Né au Soudan en 1987, Karam Hassan n’imaginait pas que sa vie basculerait un jour sur les routes de l’exil. Aujourd’hui cadre et chef de projet chez L’Oréal à Paris, il est également fondateur de l’association La Voix des Réfugiés.
Fuir le Soudan pour survivre
En 2013, après des études en Inde, Karam Hassan retourne dans son pays natal. Mais à son arrivée à l’aéroport, il est arrêté par les autorités soudanaises. Le régime l’accuse d’appartenir à un groupe d’opposition.

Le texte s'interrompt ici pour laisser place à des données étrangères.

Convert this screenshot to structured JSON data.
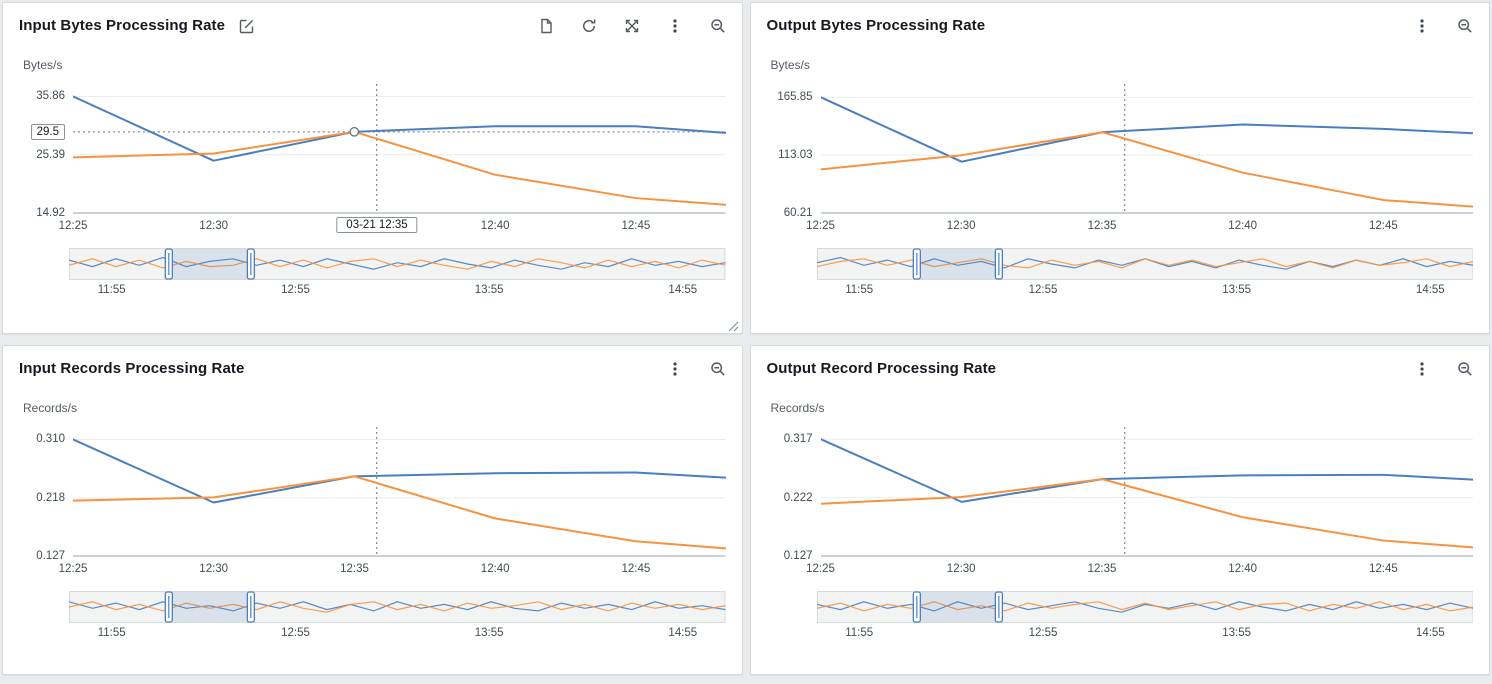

Après un passage en prison, les autorités tentent de le contraindre à devenir informateur dans son propre quartier. Une situation qu’il décrit comme insoutenable.
Après plusieurs tentatives de passage clandestin, un événement tragique change le cours de sa vie : la mort d’un ami, écrasé par un camion lors d’une tentative de traversée. Ce drame le pousse à renoncer à l’Angleterre et à demander l’asile en France.
Derrière chaque réfugié, une histoire
C’est à Arras, dans le nord du pays, que Karam Hassan entame sa reconstruction. Il apprend le français en écoutant la radio et la musique française, aidé notamment par une ancienne enseignante qui devient pour lui une véritable “maman de France”.
Il poursuit ensuite ses études, obtient un diplôme universitaire, puis intègre Sciences Po. Quelques années plus tard, il rejoint le groupe L’Oréal, où il travaille aujourd’hui comme chef de projet.
Parallèlement, il crée l’association La Voix des Réfugiés, qui vise à donner la parole aux personnes exilées et à valoriser leurs parcours.
À travers son livre et son engagement associatif, Karam Hassan souhaite rappeler que derrière chaque réfugié se cache une histoire, des talents et des espoirs.